Sources have told CBS News the U.S. has detected signs that Syria's government is preparing chemical weapons for possible use, while Secretary of State Hillary Clinton meets in Ireland with Russia's Foreign Minister.
Conflict in Syria: A year in bloodshed
The State Department official, who insisted on anonymity, said in a written statement that the meeting had focused “on how to support a political transition in practical terms’’ and that American and Russian officials would meet again with Brahimi within days “to discuss the specifics of taking this work forward.’’
The U.S.-Russian discussion took place on the sidelines of an unrelated meeting of the election-monitoring Organization for Security and Cooperation in Europe.

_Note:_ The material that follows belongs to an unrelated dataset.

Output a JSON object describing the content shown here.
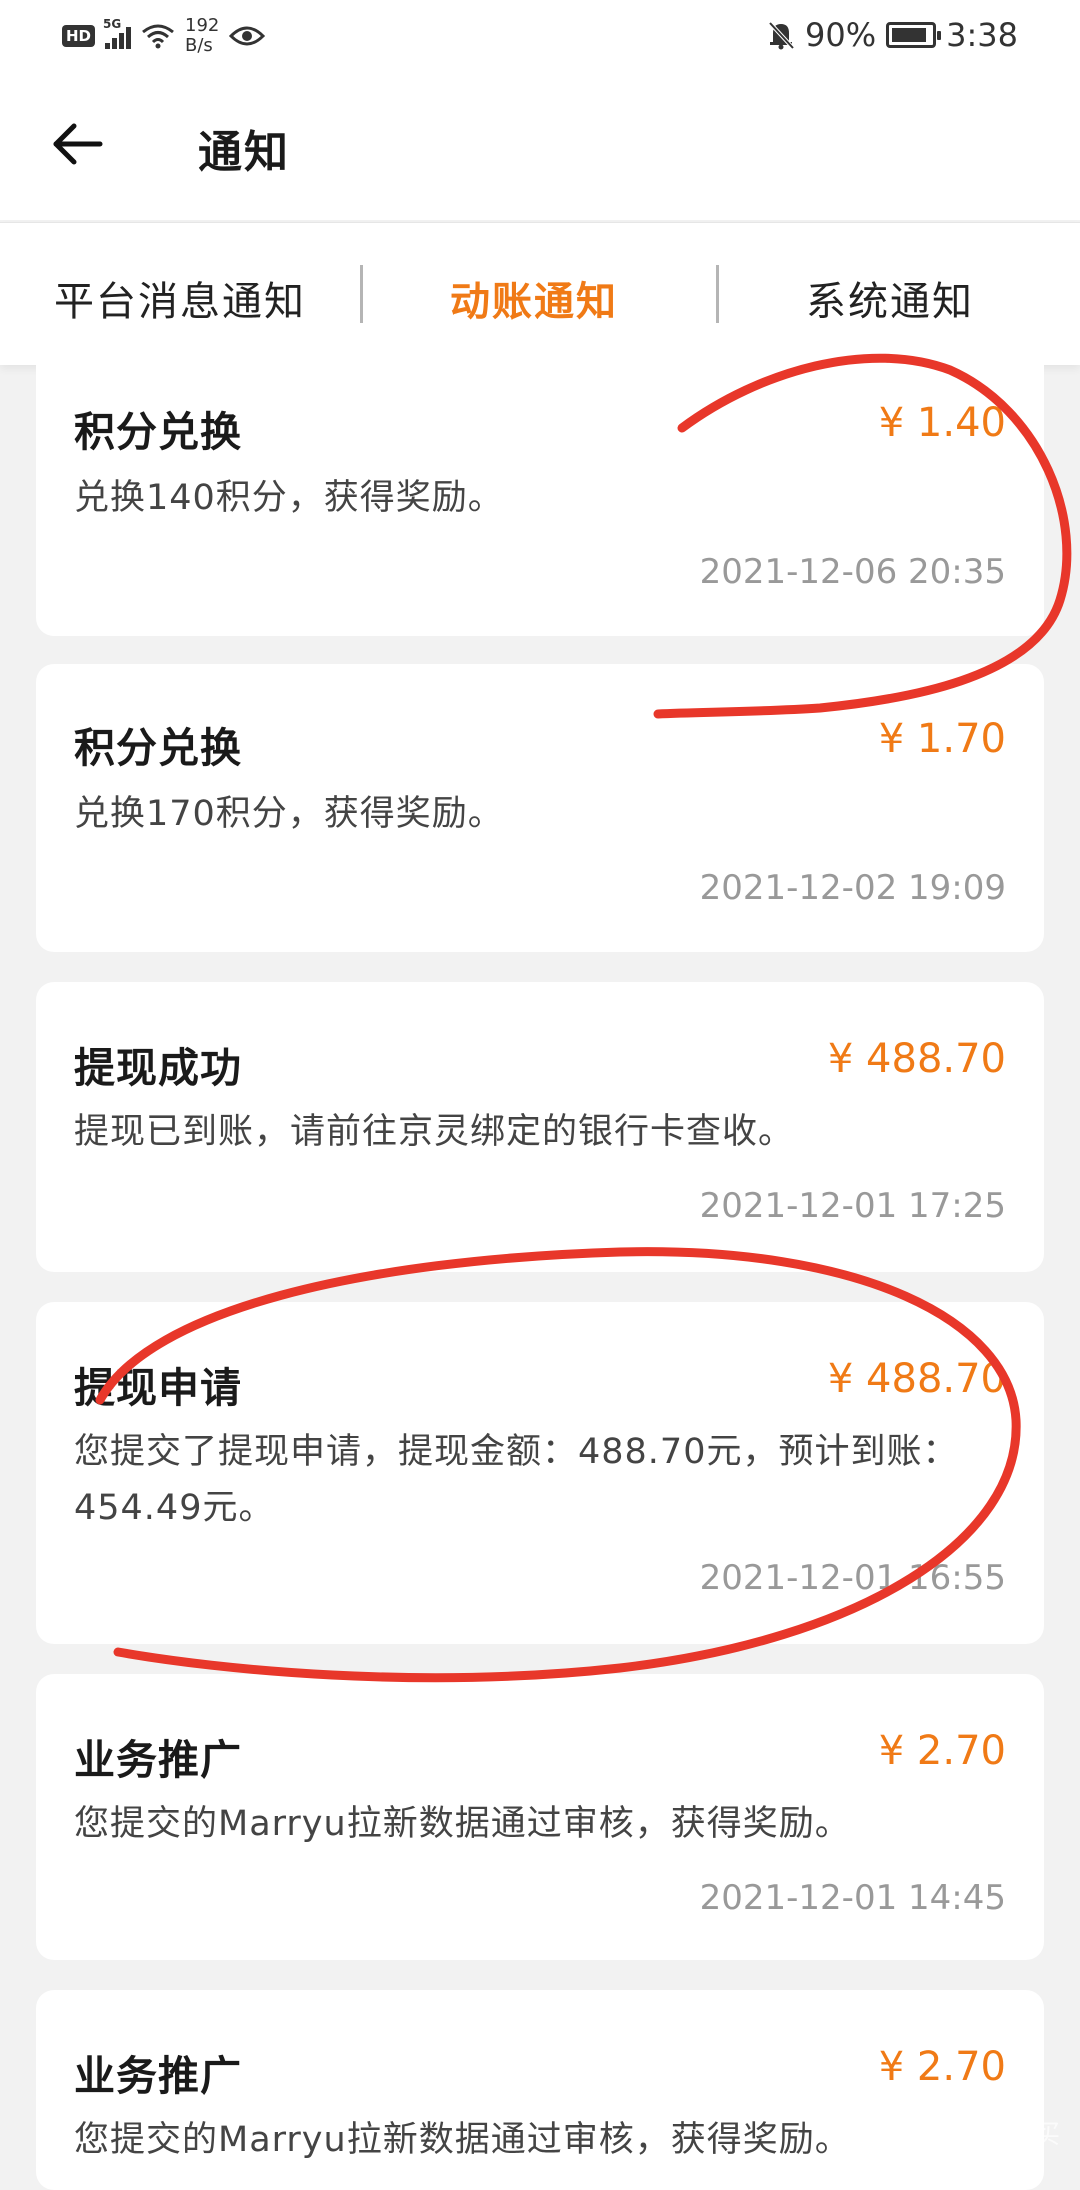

It came ahead of a gathering of the Western-backed Friends of Syria group in Morocco next week, at which the United States is expected to recognize a reorganized Syrian political opposition as the legitimate successor to the Assad regime.

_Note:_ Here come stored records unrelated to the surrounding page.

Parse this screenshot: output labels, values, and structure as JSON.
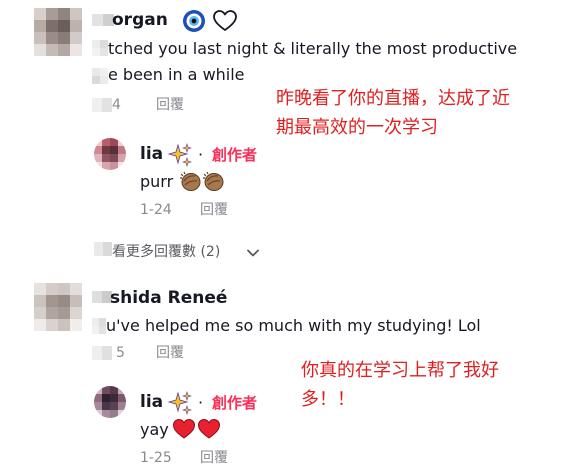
{
  "comments": [
    {
      "username": "organ",
      "badges": [
        "nazar-amulet-icon",
        "white-heart-icon"
      ],
      "text_line1": "tched you last night & literally the most productive",
      "text_line2": "e been in a while",
      "date": "4",
      "reply_label": "回覆",
      "reply": {
        "username": "lia",
        "badge": "sparkles-icon",
        "dot": "·",
        "creator_label": "創作者",
        "text": "purr",
        "emoji": [
          "clapping-hands-icon",
          "clapping-hands-icon"
        ],
        "date": "1-24",
        "reply_label": "回覆"
      },
      "view_more": "看更多回覆數 (2)"
    },
    {
      "username": "shida Reneé",
      "text": "u've helped me so much with my studying! Lol",
      "date": "5",
      "reply_label": "回覆",
      "reply": {
        "username": "lia",
        "badge": "sparkles-icon",
        "dot": "·",
        "creator_label": "創作者",
        "text": "yay",
        "emoji": [
          "red-heart-icon",
          "red-heart-icon"
        ],
        "date": "1-25",
        "reply_label": "回覆"
      }
    }
  ],
  "annotations": {
    "first_line1": "昨晚看了你的直播，达成了近",
    "first_line2": "期最高效的一次学习",
    "second_line1": "你真的在学习上帮了我好",
    "second_line2": "多！！"
  },
  "colors": {
    "creator_red": "#fe2c55",
    "annotation_red": "#e02020",
    "meta_gray": "#8a8b91"
  }
}
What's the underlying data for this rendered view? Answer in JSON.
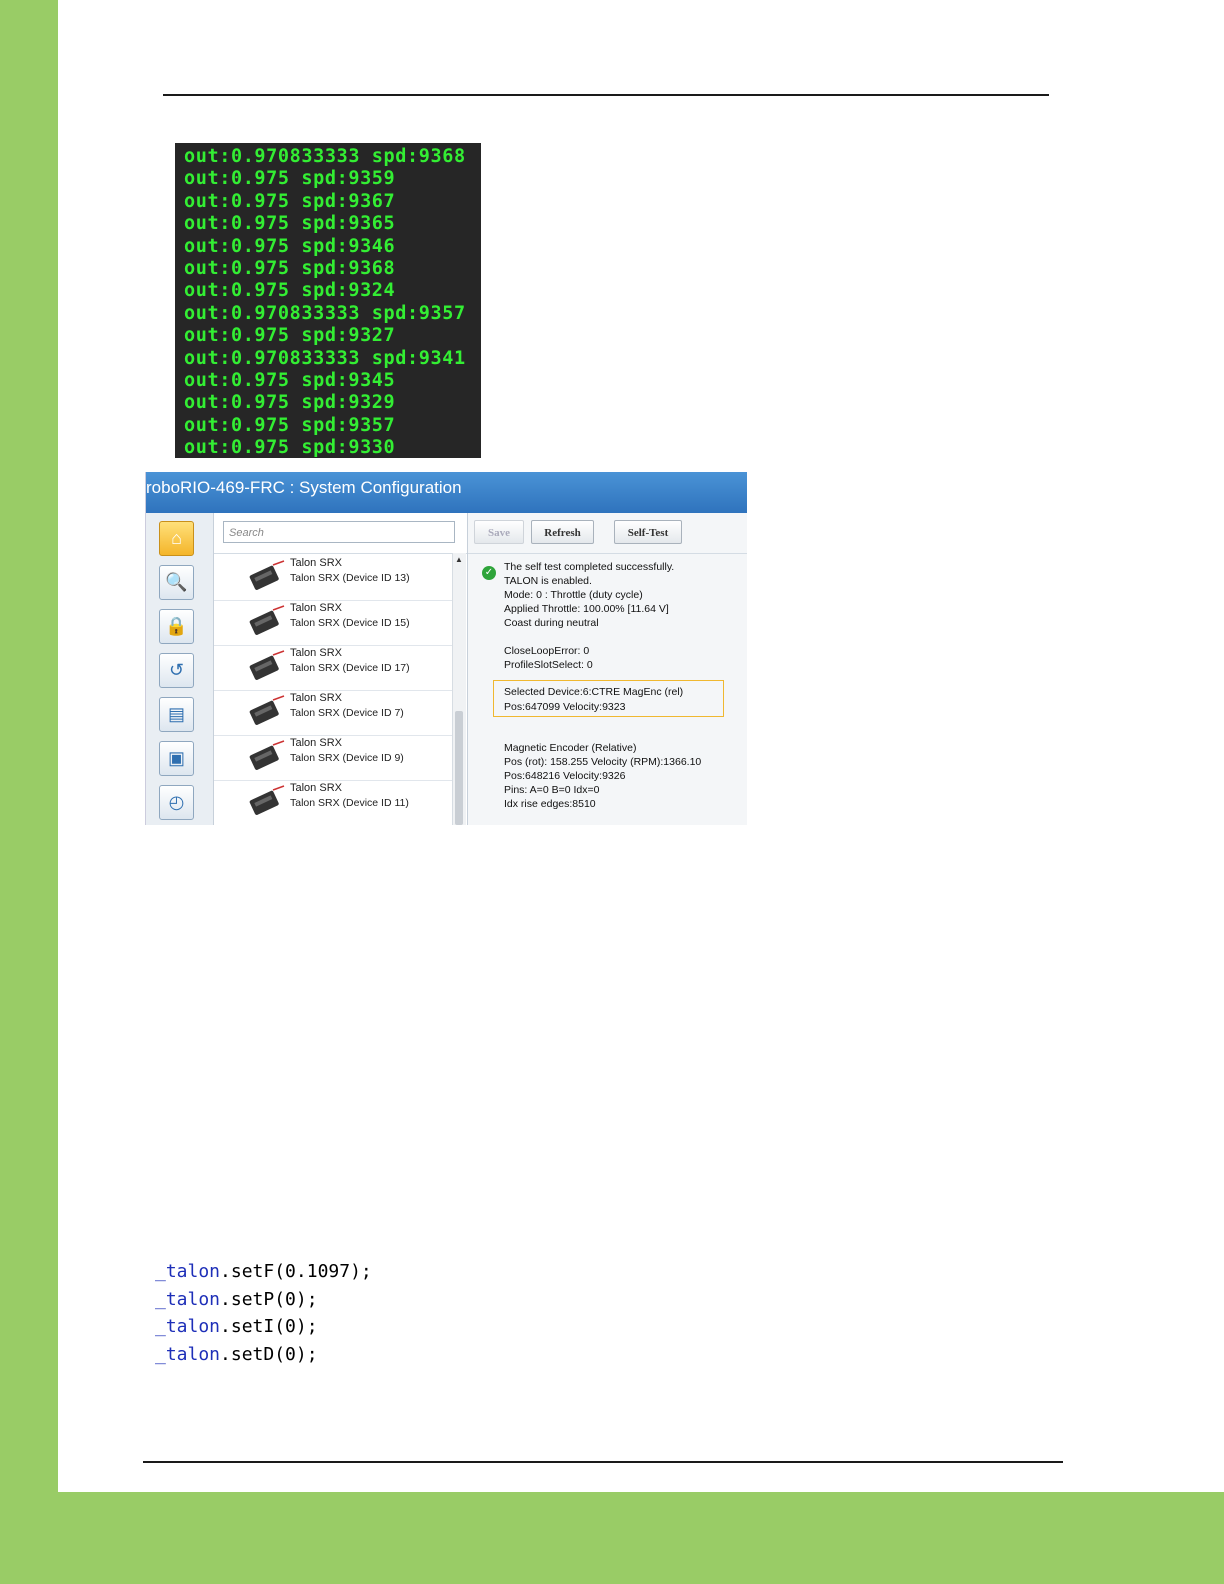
{
  "console": {
    "lines": [
      "out:0.970833333 spd:9368",
      "out:0.975 spd:9359",
      "out:0.975 spd:9367",
      "out:0.975 spd:9365",
      "out:0.975 spd:9346",
      "out:0.975 spd:9368",
      "out:0.975 spd:9324",
      "out:0.970833333 spd:9357",
      "out:0.975 spd:9327",
      "out:0.970833333 spd:9341",
      "out:0.975 spd:9345",
      "out:0.975 spd:9329",
      "out:0.975 spd:9357",
      "out:0.975 spd:9330"
    ]
  },
  "window": {
    "title": "roboRIO-469-FRC : System Configuration",
    "search_placeholder": "Search",
    "buttons": {
      "save": "Save",
      "refresh": "Refresh",
      "self_test": "Self-Test"
    },
    "devices": [
      {
        "name": "Talon SRX",
        "detail": "Talon SRX (Device ID 13)"
      },
      {
        "name": "Talon SRX",
        "detail": "Talon SRX (Device ID 15)"
      },
      {
        "name": "Talon SRX",
        "detail": "Talon SRX (Device ID 17)"
      },
      {
        "name": "Talon SRX",
        "detail": "Talon SRX (Device ID 7)"
      },
      {
        "name": "Talon SRX",
        "detail": "Talon SRX (Device ID 9)"
      },
      {
        "name": "Talon SRX",
        "detail": "Talon SRX (Device ID 11)"
      }
    ],
    "info": {
      "l1": "The self test completed successfully.",
      "l2": "TALON is enabled.",
      "l3": "Mode: 0 : Throttle (duty cycle)",
      "l4": "Applied Throttle:  100.00% [11.64 V]",
      "l5": "Coast during neutral",
      "l6": "CloseLoopError: 0",
      "l7": "ProfileSlotSelect: 0",
      "l8": "Selected Device:6:CTRE MagEnc (rel)",
      "l9": "Pos:647099   Velocity:9323",
      "l10": "Magnetic Encoder (Relative)",
      "l11": "Pos (rot): 158.255  Velocity (RPM):1366.10",
      "l12": "Pos:648216   Velocity:9326",
      "l13": "Pins: A=0 B=0 Idx=0",
      "l14": "Idx rise edges:8510"
    }
  },
  "code": {
    "object": "_talon",
    "lines": [
      {
        "call": ".setF(0.1097);"
      },
      {
        "call": ".setP(0);"
      },
      {
        "call": ".setI(0);"
      },
      {
        "call": ".setD(0);"
      }
    ]
  }
}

Russia is highly unlikely to back any military action against the Syrian government, and U.S. officials say military action is not their goal. It was also not clear that Russia intends to withdraw its support for Assad, but Lavrov’s willingness to attend the meeting indicated that the Kremlin is exploring its options.
Brahimi took over the envoy role from Kofi Annan, whose plan for a cease-fire and peace talks for Syria fell apart earlier this year.
Brahimi has called for a U.N. Security Council resolution based on a deal that world powers reached in Geneva in June to set up a transitional Syrian government in a bid to end the conflict. That document did not specify what role, if any, Assad would play in such a transitional administration.
U.S. officials say that a stronger U.N. mandate would put further pressure on Assad to step down and that Russian agreement over such an effort would leave the Syrian president with no meaningful international support. Any withdrawal of Russian backing for Assad could help convince him that he cannot hold on to power any longer, the officials say.
Russian intervention is likely only if President Vladimir Putin concludes that the Syrian government will be defeated. Putin wants guarantees that Russia will keep its naval base and preferential trade ties even in a post-Assad Syria; experts say that one way of maintaining that influence could be for Moscow to join international efforts to push and plan for Assad’s departure.
Syria’s deputy foreign minister said Thursday that Western powers were whipping up fears about the use of chemical weapons in Syria’s civil war as a “pretext for intervention.”
Meanwhile, Obama administration officials say they are continuing to encourage those close to Assad to defect.